His HMS capstone project, however, went beyond the military framework. Instead, it focused on chaplain participation on health care ethics committees in hospital settings.
Benefits of bioethics training
He found that chaplains are largely underutilized by hospitals in making bioethical decisions. In fact, the survey he created and circulated among HMS-affiliated hospitals showed that chaplains were serving on only 22 percent of bioethics committees. Other professionals represented on these committees include clinicians, social workers, and attorneys working as a team.
The study also showed that among the factors that could promote full chaplain participation in the process was if a chaplain had received training in bioethics, such as the master’s program offered by HMS, which immerses students in the dynamics of health care procedures and therapeutic choices.
“Medical cases can be very complicated, with no case like another,” said Bain. “The goal is to help patients and their families make their own decisions, sometimes in a very limited amount of time. For example, with decisions about end-of-life care a chaplain’s spiritual guidance is often pivotal.”
Circuitous path
Today, a distinguished chaplain in the military, Bain nearly missed embarking on his Army career path. As a young adult, he first worked in the fiberoptics industry, then later decided to pursue ministerial studies, receiving a bachelor’s in Christian ministry from Crown College in Minnesota and a Master of Divinity from Concordia Seminary in St. Louis, Missouri.

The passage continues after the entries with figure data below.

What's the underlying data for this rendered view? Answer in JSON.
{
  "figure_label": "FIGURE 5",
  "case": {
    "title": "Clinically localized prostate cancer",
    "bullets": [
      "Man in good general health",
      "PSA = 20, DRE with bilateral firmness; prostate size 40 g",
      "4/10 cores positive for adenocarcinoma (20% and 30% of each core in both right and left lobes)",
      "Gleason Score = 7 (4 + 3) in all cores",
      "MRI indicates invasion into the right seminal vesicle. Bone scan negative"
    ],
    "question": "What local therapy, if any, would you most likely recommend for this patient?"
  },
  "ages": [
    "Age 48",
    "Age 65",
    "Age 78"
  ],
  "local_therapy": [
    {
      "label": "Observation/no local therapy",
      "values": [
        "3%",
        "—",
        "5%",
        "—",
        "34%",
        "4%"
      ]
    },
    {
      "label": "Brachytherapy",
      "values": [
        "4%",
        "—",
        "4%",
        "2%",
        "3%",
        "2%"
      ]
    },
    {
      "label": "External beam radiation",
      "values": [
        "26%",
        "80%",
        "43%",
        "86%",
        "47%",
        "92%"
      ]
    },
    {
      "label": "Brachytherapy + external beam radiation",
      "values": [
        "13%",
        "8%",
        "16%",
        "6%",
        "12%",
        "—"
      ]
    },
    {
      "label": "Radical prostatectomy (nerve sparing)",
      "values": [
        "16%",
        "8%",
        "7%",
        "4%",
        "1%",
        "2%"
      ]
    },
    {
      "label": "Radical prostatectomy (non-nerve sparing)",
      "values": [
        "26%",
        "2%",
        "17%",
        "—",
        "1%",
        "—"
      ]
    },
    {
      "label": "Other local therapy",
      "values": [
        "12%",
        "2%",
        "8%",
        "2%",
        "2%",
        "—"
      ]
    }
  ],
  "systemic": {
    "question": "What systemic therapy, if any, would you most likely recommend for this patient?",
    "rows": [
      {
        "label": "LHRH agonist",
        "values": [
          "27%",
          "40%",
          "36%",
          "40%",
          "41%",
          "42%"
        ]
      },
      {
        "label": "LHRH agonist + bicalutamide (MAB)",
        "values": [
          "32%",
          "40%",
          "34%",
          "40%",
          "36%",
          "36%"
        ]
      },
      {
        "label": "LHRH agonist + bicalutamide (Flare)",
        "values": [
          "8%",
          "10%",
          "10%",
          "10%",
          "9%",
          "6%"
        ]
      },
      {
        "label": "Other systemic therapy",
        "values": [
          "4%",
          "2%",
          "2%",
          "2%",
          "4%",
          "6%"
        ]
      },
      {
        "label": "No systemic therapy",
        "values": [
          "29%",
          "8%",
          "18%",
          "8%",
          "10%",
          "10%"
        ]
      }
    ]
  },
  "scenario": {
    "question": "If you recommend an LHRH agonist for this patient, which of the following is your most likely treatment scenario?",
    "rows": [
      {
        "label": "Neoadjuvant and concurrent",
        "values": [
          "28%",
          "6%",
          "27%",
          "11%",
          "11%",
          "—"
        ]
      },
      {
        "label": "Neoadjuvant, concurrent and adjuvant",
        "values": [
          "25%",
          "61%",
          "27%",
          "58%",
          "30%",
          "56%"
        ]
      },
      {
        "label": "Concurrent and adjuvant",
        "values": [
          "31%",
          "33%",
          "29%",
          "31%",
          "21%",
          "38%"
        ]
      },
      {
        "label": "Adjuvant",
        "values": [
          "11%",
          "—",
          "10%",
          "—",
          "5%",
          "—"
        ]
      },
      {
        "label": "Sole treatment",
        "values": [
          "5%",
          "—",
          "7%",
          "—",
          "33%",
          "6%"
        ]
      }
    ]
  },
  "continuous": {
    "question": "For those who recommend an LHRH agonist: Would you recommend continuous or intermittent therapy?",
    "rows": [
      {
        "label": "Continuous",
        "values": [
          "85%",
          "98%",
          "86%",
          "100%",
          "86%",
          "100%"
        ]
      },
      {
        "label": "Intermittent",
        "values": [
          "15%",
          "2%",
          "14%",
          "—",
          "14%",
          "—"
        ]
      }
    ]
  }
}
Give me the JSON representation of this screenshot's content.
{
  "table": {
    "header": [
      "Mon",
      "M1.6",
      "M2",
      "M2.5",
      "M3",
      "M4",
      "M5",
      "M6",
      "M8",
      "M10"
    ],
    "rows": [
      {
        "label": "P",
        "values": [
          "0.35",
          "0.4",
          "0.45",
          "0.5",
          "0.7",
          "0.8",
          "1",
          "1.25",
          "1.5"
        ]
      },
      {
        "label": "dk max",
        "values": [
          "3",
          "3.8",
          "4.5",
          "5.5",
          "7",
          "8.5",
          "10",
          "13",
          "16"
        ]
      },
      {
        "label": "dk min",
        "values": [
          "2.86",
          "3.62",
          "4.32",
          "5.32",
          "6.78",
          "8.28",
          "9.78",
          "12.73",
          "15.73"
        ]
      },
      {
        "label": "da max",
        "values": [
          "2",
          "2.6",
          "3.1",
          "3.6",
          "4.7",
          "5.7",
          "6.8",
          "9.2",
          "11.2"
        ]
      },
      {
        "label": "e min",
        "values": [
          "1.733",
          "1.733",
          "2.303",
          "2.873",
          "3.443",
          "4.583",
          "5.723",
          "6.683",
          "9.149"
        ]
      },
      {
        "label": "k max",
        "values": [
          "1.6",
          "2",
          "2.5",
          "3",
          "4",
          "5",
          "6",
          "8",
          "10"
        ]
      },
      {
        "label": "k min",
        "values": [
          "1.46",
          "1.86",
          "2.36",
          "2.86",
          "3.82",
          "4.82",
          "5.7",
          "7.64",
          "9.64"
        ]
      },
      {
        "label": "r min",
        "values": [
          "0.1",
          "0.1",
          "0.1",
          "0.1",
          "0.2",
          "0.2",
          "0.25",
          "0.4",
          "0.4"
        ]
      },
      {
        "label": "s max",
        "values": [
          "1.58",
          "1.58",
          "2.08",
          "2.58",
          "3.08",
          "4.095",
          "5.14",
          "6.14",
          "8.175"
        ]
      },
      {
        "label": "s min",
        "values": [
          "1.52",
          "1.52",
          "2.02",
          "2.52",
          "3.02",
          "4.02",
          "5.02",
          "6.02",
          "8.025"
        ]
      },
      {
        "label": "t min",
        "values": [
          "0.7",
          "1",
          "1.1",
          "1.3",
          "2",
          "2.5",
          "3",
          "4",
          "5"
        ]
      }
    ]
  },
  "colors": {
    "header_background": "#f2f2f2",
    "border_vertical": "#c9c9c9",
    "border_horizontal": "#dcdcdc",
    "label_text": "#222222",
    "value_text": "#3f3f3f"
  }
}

Near the end of his seminary studies, a military recruiter came to the campus, and Bain jumped at the opportunity to join the Army chaplaincy.
Then reality hit. Specific educational and experience requirements had to be completed before age 40. By the time Bain received his ministry degree, he would miss the Army’s deadline by four months because he would be over the age limit.
So, he served as a parish pastor at Redeemer Lutheran Church in Winona, Minnesota, believing the door to the military chaplaincy was closed to him forever.
Five years later, however, Bain got a call from the Army.
“They needed to respond to the surge years in the Middle Eastern war on terror and wanted to know if I were still interested in the chaplaincy,” Bain said.
After officer’s training, he was commissioned in 2009.
At that point, the world opened up to him. Born in Illinois, Bain already was accustomed to moving around the country because of his father’s career in the railroad industry. His military assignments would now take him to Army bases on the other side of the globe—Kuwait, Qatar, Iraq, and Afghanistan.
Bain also served stateside at Fort Hood in Texas and Fort Leonard Wood in Missouri. During an assignment at Fort Campbell in Kentucky with the 101st Airborne Division, the division honored him with its chaplain of the year award in 2018.